Değerli Müminler!
İmanımızın hayatımızdaki tezahürü ibadetlerdir. İbadetler; bizleri Rabbimizin rızasına ulaştıran söz ve davranışlardır. Yüce Rabbimizin verdiği nimetlere karşı şükrümüzün ifadesidir.

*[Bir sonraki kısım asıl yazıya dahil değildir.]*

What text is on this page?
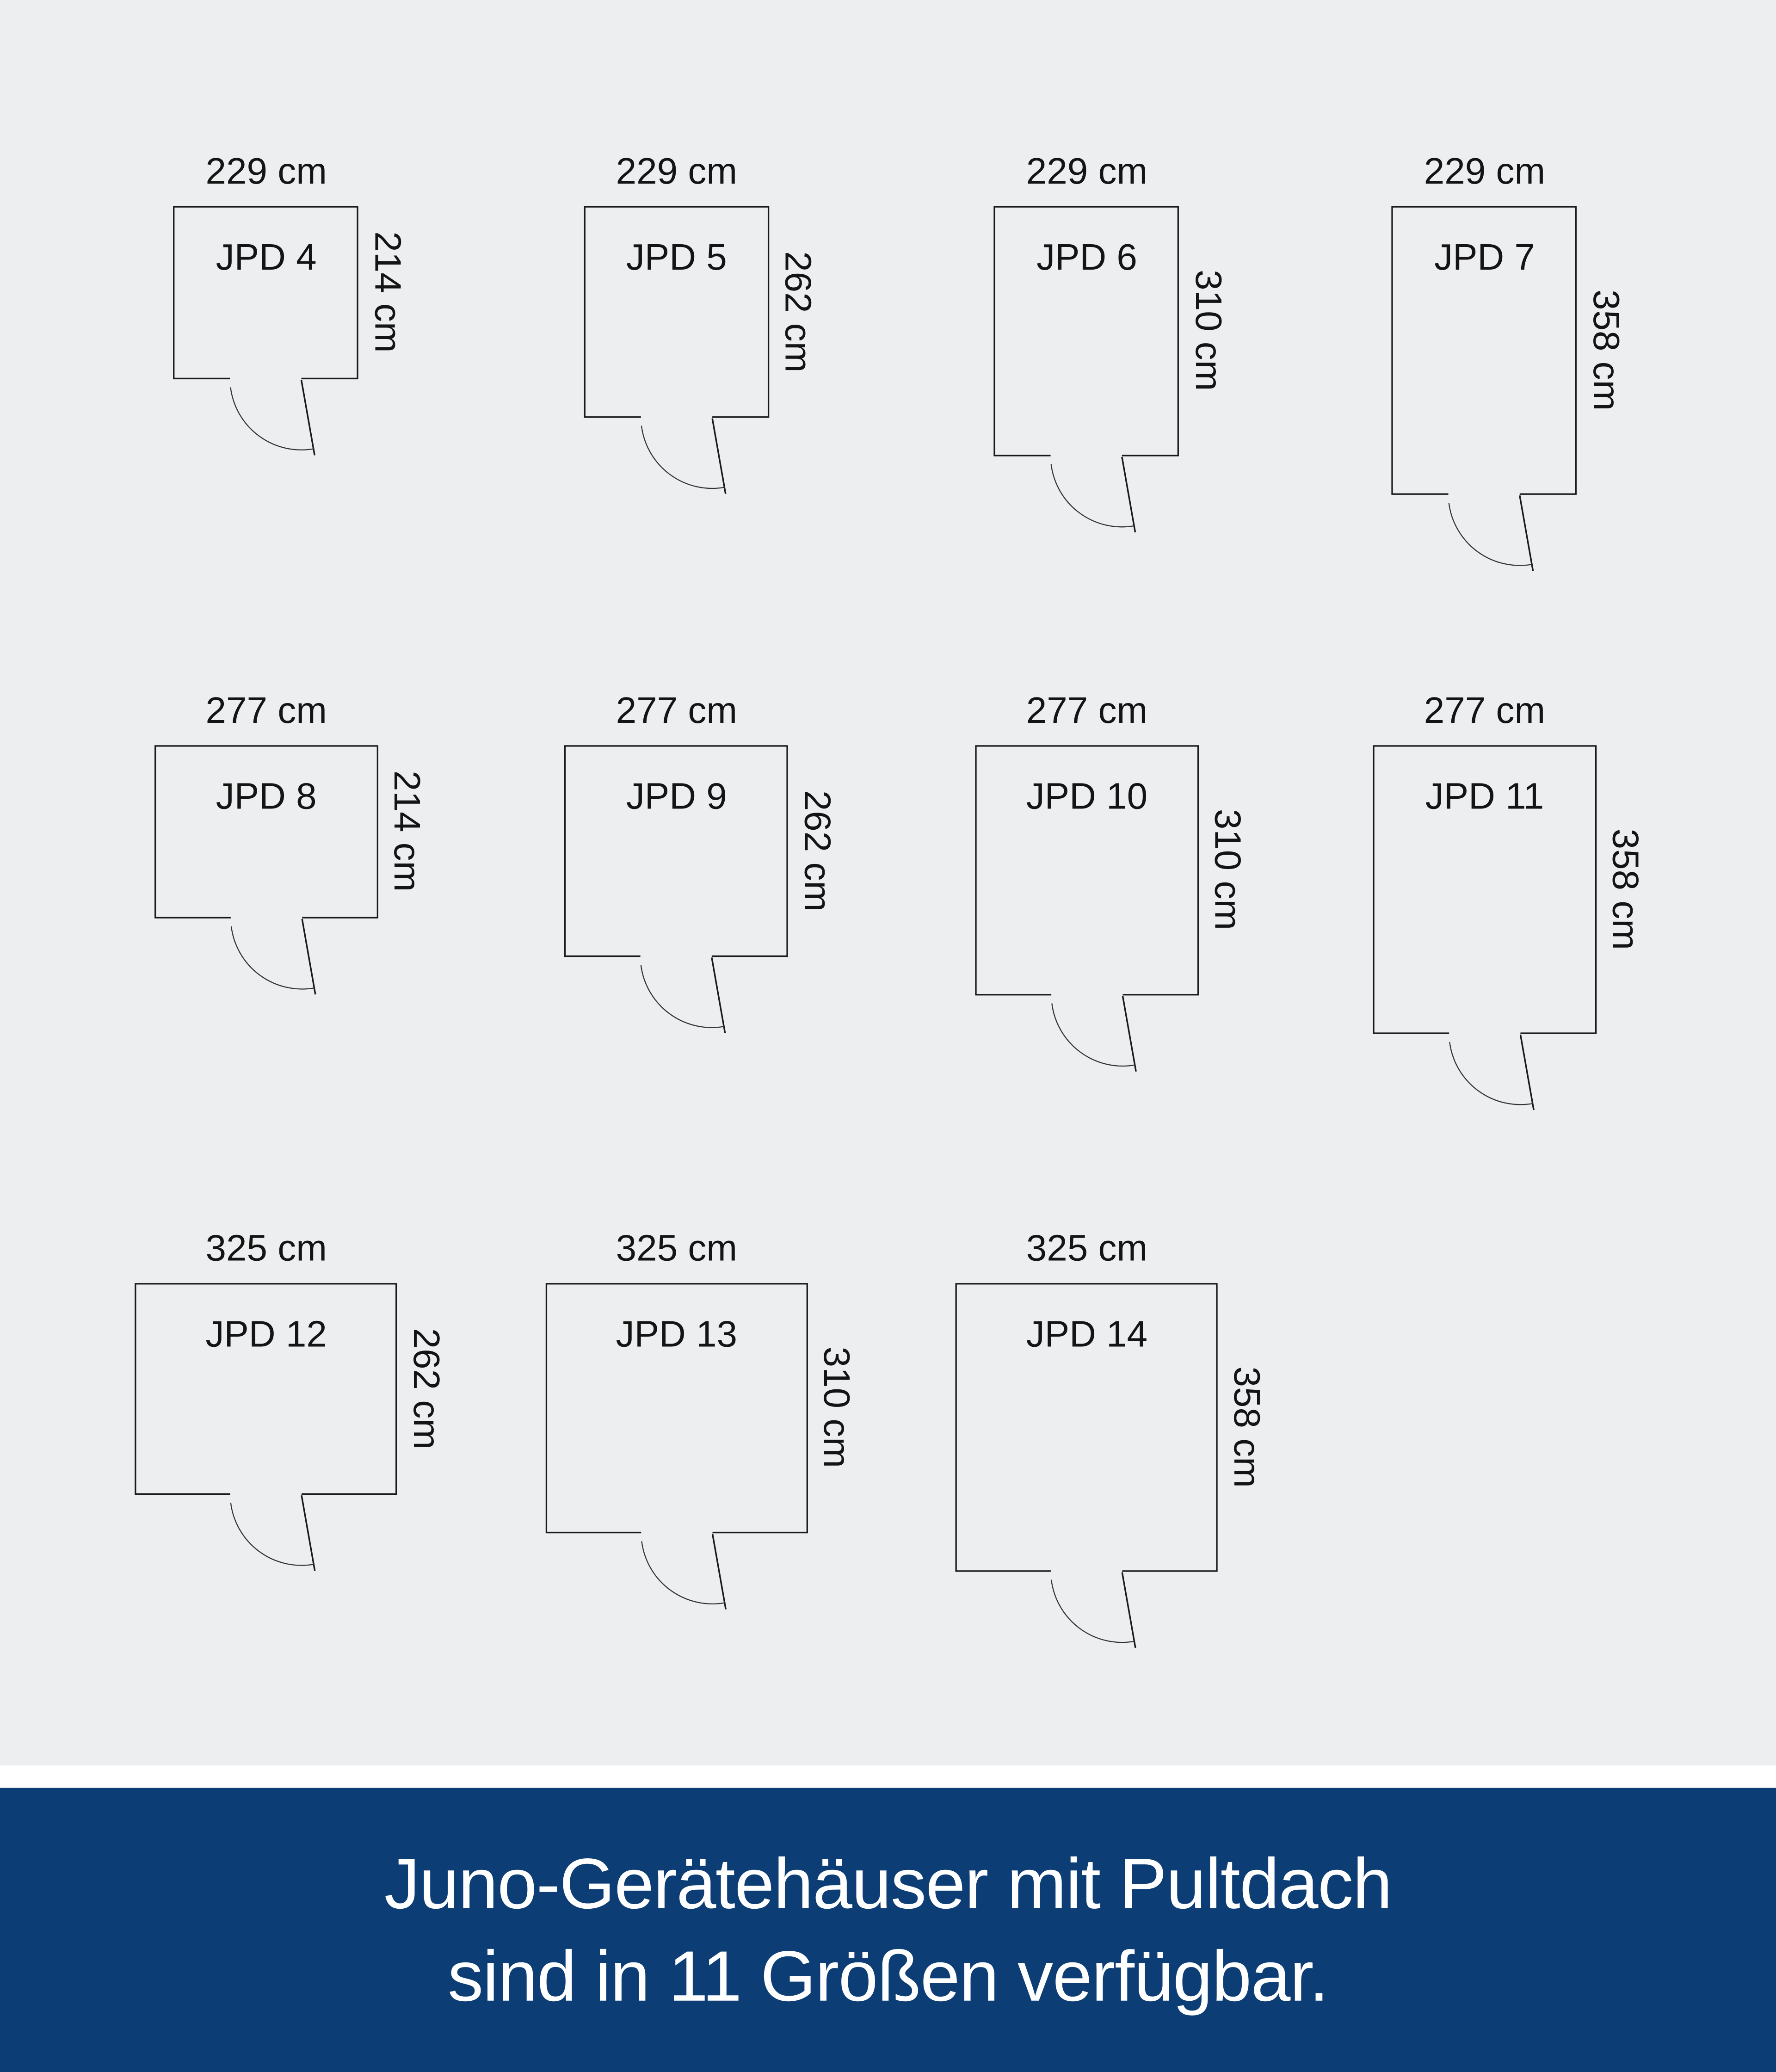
229 cm
214 cm
JPD 4
229 cm
262 cm
JPD 5
229 cm
310 cm
JPD 6
229 cm
358 cm
JPD 7
277 cm
214 cm
JPD 8
277 cm
262 cm
JPD 9
277 cm
310 cm
JPD 10
277 cm
358 cm
JPD 11
325 cm
262 cm
JPD 12
325 cm
310 cm
JPD 13
325 cm
358 cm
JPD 14
Juno-Gerätehäuser mit Pultdach
sind in 11 Größen verfügbar.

İbadetlerimiz olmadan, imanımız tam anlamıyla hayatımıza yön veremez. “Benim kalbim temiz!” demekle kalbimiz temiz olmaz. Haftanın bir gününe, yılın bir ayına hapsedilen ibadetler, bizlere dünya ve ve ahiret saadeti getiremez. Yüce Rabbimiz, “Erkek ya da kadın, kim mümin olarak salih amel işlerse, elbette ona huzurlu bir hayat yaşatacağız ve onların mükâfatlarını yaptıklarına karşılık olarak en güzeliyle vereceğiz." buyurmuştur. Geçmiş ve gelecek günahları affedilmiş olmasına rağmen Sevgili Peygamberimiz Hz. Muhammed Mustafa (sas), en zor şartlarda dahi ibadetlerini asla terk etmemiştir.
Aziz Müslümanlar!
İmanımızı kemale erdirecek olan ahlaktır. Ahlak, Peygamber Efendimiz (sas)’in vahiyden sonra bize bıraktığı en büyük mirastır. Ahlak, İslam’ın özüdür. İyi bir insan, erdemli bir toplumun olmazsa olmazıdır. Ahlak; şefkat ve merhamet, doğruluk ve dürüstlük, adalet ve yardımseverlik gibi güzel hasletleri hayatımıza hâkim kılmaktır. Kin ve nefret, haset ve ihtiras, israf ve cimrilik gibi kötü davranışlardan arınmaktır. Kul ve kamu hakkından sakınmaktır.
Kıymetli Kardeşlerim!
İmanımız, hayatımıza anlam katsın. İbadetlerimiz, kimliğimizi inşa etsin. Ahlakımız, bütün davranışlarımıza yön versin. İşte o zaman elimiz haramdan, gözümüz günahtan, dilimiz yalandan uzak kalacaktır. Ailemiz, huzur ve mutluluğun yuvası olacaktır. Komşuluğumuz, güven ve muhabbetle devam edecektir. Ticaretimiz helal, kazancımız bereketli olacaktır. Yeryüzündeki bütün mazlum ve mağdurların yüzü gülecek; dünyamız, barış ve esenlik yurdu olmaya devam edecektir.
Hutbemi Peygamber Efendimiz (sas)’in şu duasıyla bitiriyorum: “Allah’ım! Senden güzel ahlakla süslenmiş sağlam bir iman ve ebedi kurtuluşa ulaştıracak ameller istiyorum.”